A few clues might send the prize several spots in one direction, while others bring it right back across the circle. That unpredictability is exactly what keeps everyone leaning in and paying attention all the way to the end.

If you have a younger group, read each clue slowly and twice so no one misses it. For older kids and adults, pick up the pace a little and watch the energy in the room go up.

Tips for Running a Smooth Game

1. Pause between clues: Give players a few seconds to actually pass the prize before you read the next instruction. Things can get a little hectic, and a small pause keeps everything from dissolving into confusion.

2. Read each clue clearly: Speak up, especially with larger groups. If players miss a clue, the passing gets muddled fast.

3. Play multiple rounds: Swap in a new wrapped prize for each round and keep the fun going. This works especially well when you have a bigger group and want more than one winner.

4. Adjust the pace for your group: Slow and clear works beautifully for younger kids and larger groups. A faster pace amps up the excitement for adults and older kids who want more of a challenge.

5. Use prizes everyone will enjoy: The prize does not need to be expensive. A bag of Easter candy, a small spring candle, a gift card, or even a fun homemade treat bag all create plenty of excitement when they are wrapped up and being passed around a circle.

Prize Ideas for the Easter Pass the Prize Game

For Kids

Easter candy bags, small stuffed animals, bubbles, a fun activity book, or an Easter-themed toy are all great picks. Chocolate eggs and jelly beans are classic for a reason, and a little stuffed bunny never disappoints.

For Adults

A spring candle, a box of gourmet chocolates, a gift card to a local coffee shop, or a pretty seasonal decoration all make lovely prizes. A bottle of flavored sparkling water and a sweet treat tucked into a gift bag works perfectly for Easter brunch gatherings.

For Mixed Groups

Stick with something universally appealing. A pretty gift basket with a mix of snacks, a spring-themed game the whole family can play later, or a fun Easter movie night kit with popcorn and candy all land well across different ages.

Budget-Friendly Options

You genuinely do not need to spend much to make this game exciting.
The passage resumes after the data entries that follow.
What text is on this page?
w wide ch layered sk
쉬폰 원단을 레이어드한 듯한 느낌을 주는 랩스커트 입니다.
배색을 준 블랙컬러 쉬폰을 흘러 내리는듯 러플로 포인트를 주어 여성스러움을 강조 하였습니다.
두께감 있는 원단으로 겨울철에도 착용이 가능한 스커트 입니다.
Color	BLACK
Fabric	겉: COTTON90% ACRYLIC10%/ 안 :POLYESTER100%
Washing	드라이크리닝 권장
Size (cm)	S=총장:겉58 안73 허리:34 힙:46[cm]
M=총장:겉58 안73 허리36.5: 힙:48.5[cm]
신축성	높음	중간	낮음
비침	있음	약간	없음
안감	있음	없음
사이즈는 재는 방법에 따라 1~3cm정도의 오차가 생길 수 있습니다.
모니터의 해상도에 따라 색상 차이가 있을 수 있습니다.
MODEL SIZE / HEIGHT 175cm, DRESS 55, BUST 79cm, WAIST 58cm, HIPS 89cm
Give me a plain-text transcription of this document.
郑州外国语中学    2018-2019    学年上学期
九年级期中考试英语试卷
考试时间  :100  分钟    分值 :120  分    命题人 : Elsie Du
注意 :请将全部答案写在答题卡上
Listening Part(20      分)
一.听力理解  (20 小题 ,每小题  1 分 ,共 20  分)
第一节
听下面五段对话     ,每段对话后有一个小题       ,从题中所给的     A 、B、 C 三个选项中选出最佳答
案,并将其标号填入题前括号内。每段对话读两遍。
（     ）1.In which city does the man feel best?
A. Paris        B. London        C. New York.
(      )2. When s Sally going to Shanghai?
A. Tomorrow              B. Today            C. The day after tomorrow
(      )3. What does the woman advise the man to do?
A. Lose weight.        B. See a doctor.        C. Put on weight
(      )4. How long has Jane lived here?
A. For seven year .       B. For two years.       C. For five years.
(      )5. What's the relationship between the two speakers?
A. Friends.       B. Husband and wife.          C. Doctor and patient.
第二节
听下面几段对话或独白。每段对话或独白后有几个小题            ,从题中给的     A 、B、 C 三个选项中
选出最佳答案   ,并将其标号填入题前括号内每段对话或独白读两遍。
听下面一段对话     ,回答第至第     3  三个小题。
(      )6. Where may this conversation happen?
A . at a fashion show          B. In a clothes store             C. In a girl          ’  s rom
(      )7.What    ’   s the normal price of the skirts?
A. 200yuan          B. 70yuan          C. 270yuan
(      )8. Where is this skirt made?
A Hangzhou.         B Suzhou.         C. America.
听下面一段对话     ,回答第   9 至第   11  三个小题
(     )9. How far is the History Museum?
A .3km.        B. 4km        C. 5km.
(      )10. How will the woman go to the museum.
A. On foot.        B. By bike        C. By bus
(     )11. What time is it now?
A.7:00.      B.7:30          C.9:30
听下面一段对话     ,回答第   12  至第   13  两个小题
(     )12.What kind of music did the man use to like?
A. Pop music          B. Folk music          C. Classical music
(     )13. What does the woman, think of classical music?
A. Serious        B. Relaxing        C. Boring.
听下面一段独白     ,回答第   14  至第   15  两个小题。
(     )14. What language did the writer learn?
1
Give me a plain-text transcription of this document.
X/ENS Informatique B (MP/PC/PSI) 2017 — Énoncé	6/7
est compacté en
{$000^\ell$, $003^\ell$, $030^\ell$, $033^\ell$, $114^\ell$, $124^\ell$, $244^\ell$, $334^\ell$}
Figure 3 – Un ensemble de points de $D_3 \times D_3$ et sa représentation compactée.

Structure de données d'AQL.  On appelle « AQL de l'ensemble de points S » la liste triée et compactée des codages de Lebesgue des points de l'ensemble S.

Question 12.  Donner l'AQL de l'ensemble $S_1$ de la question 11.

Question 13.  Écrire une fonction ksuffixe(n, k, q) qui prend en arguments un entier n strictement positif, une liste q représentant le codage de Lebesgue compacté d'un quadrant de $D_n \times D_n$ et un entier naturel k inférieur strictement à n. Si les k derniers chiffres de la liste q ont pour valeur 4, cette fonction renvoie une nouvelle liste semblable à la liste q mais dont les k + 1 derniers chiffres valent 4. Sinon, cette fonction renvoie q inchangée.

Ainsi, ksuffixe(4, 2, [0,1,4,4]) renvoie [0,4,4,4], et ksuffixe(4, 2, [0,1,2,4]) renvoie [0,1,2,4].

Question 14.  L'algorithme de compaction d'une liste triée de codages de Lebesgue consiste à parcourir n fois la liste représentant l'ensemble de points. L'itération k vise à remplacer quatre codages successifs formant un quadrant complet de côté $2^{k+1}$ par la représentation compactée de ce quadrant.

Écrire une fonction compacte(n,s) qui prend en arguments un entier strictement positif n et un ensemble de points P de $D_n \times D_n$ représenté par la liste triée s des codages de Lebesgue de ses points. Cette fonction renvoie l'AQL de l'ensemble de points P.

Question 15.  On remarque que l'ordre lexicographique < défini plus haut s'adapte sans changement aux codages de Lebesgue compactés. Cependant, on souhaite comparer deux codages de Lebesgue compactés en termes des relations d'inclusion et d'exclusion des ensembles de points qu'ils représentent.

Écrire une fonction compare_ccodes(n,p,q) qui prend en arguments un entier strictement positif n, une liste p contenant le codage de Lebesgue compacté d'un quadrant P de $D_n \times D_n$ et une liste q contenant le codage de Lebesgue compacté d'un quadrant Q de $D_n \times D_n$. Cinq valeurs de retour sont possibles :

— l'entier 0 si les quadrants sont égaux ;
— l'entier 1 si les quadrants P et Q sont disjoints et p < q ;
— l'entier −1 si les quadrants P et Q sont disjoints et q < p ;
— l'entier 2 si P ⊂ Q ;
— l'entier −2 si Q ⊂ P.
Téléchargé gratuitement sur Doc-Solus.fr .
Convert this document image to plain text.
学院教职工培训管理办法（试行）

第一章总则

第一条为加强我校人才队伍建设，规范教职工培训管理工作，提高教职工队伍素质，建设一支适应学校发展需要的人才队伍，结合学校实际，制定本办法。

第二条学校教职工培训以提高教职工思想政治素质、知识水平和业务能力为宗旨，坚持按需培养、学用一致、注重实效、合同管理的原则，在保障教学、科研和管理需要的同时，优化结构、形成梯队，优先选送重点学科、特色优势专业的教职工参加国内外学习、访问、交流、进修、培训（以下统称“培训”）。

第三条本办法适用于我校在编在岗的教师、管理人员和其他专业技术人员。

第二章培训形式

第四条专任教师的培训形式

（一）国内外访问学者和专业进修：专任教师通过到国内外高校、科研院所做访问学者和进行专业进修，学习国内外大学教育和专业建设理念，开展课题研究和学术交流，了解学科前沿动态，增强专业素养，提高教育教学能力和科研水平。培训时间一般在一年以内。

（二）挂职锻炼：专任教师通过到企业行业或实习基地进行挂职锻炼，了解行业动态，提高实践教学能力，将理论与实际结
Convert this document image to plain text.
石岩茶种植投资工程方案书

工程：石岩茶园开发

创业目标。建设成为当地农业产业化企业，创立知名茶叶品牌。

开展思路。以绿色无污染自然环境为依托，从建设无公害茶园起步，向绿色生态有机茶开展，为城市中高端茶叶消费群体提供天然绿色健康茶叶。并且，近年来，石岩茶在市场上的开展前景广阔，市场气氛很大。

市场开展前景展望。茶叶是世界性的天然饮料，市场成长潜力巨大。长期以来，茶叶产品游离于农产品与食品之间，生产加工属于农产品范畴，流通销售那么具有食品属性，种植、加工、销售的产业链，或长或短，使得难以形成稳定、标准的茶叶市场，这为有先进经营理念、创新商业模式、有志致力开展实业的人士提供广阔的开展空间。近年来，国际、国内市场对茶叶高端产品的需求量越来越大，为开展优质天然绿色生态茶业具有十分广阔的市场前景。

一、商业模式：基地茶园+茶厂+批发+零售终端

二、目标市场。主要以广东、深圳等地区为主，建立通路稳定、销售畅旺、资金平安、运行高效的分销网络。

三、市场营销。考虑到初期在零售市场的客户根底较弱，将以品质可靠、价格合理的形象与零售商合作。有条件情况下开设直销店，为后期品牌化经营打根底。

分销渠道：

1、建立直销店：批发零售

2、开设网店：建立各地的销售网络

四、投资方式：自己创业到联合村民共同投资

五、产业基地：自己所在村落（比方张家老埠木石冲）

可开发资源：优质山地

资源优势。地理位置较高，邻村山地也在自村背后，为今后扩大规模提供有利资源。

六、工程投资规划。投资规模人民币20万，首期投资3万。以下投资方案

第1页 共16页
Dollar store Easter items, a homemade baked treat, or even a certificate for something fun like choosing the next family movie can feel just as thrilling when they are wrapped up and being passed around the circle. The game creates the excitement. The prize is just the cherry on top.

Easter Treats

When to Play the Easter Pass the Prize Game

This game fits into almost any Easter occasion without much fuss. It is a natural fit for Easter Sunday family gatherings, Sunday school classes and church parties, Easter egg hunts as an indoor warm-up or cool-down activity, Easter brunch with friends, and school or community holiday parties. It requires no running, no complex rules, and no special equipment, which makes it one of the most flexible games you can have in your Easter activity lineup.

The Easter Pass the Prize Game is one of those rare activities that works just as well for a group of six as it does for a group of thirty. Pull it out this Easter, watch the room come alive, and enjoy every second of it. You have got everything you need to make it a celebration everyone will remember.